When I was a child I caught my mother reading all the time, and we went to the library often. It was quite close to my house, so as I got older I was allowed to walk there by myself and bring home anything I could carry. I was a very regular patron at that library till I graduated high school, and I visited when I was home from college too. How, I wondered, could I instill that in my own children? Here are two perfect little patrons-to-be, ready to be molded into the ideal library users, and I had somehow failed them. Don’t get me wrong: we made regular visits to the public library, the older one helps me shelve in my library sometimes, we take the little one to story time. And yet, every time we’d enter the local branch, they bypassed all the books and made a beeline for the computers.

I’m also teaching the older one to cook, like really cook, with knives and a hot stove and all the dangerous awesome things, as my mother did with me. And one night when we were making eggplant Parmesan together, it hit me. I wasn’t modeling good library behavior, not really. I prefer to read fiction on my iPhone, but what my children see is Mommy staring at a screen. Thus, in the interest of their growth and development I have mostly taken myself back to paper books. Furthermore, I had tried introducing them to books I thought they would like – I am rather vain about my skill in matching books to readers – or things I hoped they would like, because I loved them as a girl, and I just wasn’t getting it right. Rather than base my suggestions on what I as their mother wanted them to embrace, I actually did the good old judgment-free patron interview with both of my kids. It worked. Older Boy is racing through all the James Patterson middle school books, because he loves to read things in a series just like I do, and Younger Boy has read every book in the local branch about insects and snakes because he wants to be the world’s first entomologist/herpetologist.
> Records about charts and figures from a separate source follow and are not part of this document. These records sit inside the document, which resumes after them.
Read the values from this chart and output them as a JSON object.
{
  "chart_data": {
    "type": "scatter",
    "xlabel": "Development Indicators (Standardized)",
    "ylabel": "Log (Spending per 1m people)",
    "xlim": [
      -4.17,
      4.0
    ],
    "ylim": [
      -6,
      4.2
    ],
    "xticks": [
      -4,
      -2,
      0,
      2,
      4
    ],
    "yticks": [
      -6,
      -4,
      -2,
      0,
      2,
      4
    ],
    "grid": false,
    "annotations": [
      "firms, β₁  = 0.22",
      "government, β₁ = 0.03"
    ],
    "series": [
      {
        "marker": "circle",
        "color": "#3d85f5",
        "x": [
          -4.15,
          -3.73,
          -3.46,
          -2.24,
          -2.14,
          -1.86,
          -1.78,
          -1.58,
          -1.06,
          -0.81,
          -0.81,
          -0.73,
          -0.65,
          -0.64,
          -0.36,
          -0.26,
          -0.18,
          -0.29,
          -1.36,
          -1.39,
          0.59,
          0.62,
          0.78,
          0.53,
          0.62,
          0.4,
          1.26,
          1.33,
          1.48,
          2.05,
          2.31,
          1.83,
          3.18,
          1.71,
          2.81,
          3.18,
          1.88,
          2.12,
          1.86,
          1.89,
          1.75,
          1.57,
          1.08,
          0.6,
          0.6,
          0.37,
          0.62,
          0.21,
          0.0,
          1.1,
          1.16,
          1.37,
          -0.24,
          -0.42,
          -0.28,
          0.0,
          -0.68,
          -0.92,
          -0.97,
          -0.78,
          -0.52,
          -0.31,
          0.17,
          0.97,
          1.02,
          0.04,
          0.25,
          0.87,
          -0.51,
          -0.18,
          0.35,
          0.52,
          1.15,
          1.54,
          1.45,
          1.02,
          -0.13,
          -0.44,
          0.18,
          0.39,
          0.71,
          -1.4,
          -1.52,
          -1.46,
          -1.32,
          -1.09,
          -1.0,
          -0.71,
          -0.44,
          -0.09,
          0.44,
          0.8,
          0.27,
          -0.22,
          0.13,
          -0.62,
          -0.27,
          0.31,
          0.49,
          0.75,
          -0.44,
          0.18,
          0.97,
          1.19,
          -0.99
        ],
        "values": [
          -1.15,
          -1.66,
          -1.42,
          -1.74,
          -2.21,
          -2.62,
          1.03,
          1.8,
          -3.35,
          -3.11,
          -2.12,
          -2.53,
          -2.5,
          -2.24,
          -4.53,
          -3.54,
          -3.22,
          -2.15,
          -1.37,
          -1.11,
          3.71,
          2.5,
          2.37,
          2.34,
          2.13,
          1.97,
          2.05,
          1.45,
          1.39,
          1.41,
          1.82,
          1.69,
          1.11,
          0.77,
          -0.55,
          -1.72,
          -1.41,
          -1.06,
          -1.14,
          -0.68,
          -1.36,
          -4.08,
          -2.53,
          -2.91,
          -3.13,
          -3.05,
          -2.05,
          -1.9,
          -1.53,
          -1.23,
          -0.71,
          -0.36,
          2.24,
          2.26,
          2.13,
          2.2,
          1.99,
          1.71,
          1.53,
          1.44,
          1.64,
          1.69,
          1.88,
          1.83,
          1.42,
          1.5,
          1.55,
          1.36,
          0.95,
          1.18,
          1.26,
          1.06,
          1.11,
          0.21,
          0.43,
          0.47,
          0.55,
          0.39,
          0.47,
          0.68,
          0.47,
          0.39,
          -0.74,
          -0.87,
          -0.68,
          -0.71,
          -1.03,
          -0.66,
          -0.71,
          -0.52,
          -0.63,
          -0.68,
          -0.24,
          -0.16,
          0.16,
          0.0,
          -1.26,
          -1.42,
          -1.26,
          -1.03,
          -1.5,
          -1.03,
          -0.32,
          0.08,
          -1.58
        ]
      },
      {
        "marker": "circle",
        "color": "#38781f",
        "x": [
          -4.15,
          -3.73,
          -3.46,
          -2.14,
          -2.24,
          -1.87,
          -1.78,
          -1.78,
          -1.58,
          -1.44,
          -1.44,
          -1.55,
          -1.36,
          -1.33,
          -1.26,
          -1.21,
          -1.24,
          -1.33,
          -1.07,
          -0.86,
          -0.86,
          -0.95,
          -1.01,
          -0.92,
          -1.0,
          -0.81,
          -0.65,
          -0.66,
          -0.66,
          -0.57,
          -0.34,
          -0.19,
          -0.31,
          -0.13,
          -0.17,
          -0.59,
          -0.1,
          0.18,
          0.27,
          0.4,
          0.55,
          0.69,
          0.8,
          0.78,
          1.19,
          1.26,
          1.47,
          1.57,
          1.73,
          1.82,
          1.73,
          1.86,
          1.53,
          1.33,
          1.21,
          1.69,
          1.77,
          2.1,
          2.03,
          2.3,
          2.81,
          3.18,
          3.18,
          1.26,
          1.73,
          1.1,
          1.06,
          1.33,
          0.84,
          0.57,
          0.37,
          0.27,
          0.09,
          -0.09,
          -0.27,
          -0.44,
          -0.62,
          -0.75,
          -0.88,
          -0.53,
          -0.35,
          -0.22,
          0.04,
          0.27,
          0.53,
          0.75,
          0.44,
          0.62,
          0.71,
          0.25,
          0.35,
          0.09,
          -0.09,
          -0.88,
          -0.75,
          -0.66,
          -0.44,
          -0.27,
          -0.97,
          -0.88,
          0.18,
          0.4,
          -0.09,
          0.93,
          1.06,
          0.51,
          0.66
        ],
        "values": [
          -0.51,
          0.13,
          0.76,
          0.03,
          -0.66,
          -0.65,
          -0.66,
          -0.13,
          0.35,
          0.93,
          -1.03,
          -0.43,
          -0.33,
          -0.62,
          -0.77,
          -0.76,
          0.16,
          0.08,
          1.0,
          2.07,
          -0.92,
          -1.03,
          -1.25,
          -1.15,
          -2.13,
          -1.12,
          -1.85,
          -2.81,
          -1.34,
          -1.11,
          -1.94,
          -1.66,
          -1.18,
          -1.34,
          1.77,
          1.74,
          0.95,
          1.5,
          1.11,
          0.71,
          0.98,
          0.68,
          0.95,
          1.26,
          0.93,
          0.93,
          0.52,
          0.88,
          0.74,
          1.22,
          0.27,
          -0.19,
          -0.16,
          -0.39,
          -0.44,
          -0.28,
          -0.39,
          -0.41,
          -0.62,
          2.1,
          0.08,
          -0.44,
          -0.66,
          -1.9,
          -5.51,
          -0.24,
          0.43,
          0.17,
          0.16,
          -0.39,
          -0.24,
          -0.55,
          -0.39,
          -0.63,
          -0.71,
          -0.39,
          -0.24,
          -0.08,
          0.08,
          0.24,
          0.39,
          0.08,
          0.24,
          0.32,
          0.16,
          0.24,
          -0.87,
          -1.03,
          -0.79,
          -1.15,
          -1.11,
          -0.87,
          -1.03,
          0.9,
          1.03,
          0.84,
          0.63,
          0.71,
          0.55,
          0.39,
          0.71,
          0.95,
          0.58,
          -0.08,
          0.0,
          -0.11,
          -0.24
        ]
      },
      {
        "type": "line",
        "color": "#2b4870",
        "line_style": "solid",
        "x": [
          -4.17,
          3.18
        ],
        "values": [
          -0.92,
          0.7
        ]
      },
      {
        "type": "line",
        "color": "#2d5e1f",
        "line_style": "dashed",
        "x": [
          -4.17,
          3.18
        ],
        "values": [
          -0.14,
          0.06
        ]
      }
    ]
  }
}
We’re on vacation now in Cincinnati visiting my husband’s family, and before we left I had developed a nagging question about religion I just couldn’t answer with any database to which I had access. Not only is one of the world’s finest classics libraries located at my other alma mater, the University of Cincinnati; it is also the site of Hebrew Union College-Jewish Institute of Religion. This city is like a library jackpot for a seeker of anything related to ancient philosophy or religion. I spent two days researching in the Klau Library and I finally had my answer. And here’s a second Hanukkah miracle: the boys came to visit me there, and read some children’s books together from the fourth floor at while I worked, without asking where the computers were.

It is this Mombrarian’s hope that as they grow older they will also develop nagging questions with no easy answers, and that their first instinct will take them to whichever is the best library for the task: it may yet be full of paper books, or it may be full of helpful Cybrarians.

 

3 thoughts on “Mombrarian

  1. I love this post. It reminded me how important it is to model the behavior we want to see exhibited. It also reminded me of the time I took my five-year-old daughter into the children’s room at our local public library (in the pre-computer early 1990s) and expressed my frustration at not being able to find the book for which I was searching. She watched me for a while and then tugged on my arm and said, “Mom, you really should look in the card catalog if you can’t find it.” Wow, I thought, she has been paying attention! Our children, our students, even our colleagues, watch what we do and follow our lead, for good or ill.

  2. This is from Mombrarian’s Mom. Loved the blog and I am so glad I instilled your love of reading that you are passing on to my awesome grandsons. I will be looking at other comments from your professional colleagues.

  3. Hi,
    Refer to myself on the about page of my personal blog as a “guybrarian” but never really thought much about it. Originally used it because some of my middle schoolers at my previous school and, indeed, some of the kids at my current school use the term to refer to me.